Perubahan ini diduga kalau Kepala Desa (beberapa Pj) tidak melakukan musyawarah atau pemberitahuan perubahan anggaran pelaksaanaan tersebut dan kuat dugaan terjadi mark up tentang pengadaan internet dalam anggaran dana desa tahun 2021 tersebut.
“Semestinya dalam pelaksanaan penyusunan hingga penetapan APBDes itu selain musyarawah desa dan jika dimungkinkan ada lagi perubahan, maka kepala desa yang bersangkutan harus memberitahukan atau melakukan rapat perubahan item suatu kegiatan, dan ini hampir terjadi di desa lain kalau kita tannya teman-teman yang ada pengadaan internetnya, kami pun mengetahuinya termsuk setelah di tempel baliho informasi desa kita dan termasuk juga sinyal atau jaringan internet itu kerap kali lelet atau lambat hingga tidak maksimal dipakai” ujar salah seorang anggota BPD yang tidak mau namanya disebut.

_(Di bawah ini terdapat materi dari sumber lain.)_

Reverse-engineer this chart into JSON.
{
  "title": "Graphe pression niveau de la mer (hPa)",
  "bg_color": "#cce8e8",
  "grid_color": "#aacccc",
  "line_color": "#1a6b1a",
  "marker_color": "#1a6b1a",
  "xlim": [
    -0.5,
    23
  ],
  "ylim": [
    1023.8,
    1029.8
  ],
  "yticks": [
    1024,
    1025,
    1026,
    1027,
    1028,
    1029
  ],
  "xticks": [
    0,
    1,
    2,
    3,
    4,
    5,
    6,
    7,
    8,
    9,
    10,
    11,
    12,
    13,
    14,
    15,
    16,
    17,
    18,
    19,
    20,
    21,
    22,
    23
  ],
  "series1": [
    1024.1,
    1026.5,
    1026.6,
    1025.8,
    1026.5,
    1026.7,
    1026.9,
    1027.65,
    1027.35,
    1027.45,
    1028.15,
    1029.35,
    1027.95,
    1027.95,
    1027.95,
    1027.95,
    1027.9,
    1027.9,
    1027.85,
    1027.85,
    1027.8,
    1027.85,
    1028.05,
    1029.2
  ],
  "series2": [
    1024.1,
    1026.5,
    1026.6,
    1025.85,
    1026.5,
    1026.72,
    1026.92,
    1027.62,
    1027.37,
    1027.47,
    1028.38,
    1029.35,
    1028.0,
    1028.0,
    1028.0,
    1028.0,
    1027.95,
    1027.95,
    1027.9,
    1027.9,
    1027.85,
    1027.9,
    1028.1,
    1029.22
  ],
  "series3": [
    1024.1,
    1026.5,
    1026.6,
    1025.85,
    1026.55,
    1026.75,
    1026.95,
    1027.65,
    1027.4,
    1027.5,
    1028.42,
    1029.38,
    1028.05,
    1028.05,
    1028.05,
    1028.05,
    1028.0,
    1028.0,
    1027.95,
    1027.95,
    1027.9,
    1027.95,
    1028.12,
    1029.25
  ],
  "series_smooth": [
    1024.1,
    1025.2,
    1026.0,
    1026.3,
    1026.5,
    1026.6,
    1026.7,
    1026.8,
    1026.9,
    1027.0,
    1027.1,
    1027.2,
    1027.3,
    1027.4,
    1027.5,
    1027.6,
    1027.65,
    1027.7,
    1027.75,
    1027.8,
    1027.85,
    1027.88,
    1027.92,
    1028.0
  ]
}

Disinggung hal ini kepada salah satu kepala desa yang menampung anggaran jaringan internet yakni Desa Nagasaribu 2 yang merupakan salah satu kepala Desa defenitif saat itu, melalui pesan singkat lewat WhatsAap hingga berita ini diterbitkan belum memberikan tanggapan (Senin 07/2). Padahal dalam papan informasi desanya tertera di awal (semula ) terkait internet desa 32.586.419 tetapi berubah menjadi 45.000.000.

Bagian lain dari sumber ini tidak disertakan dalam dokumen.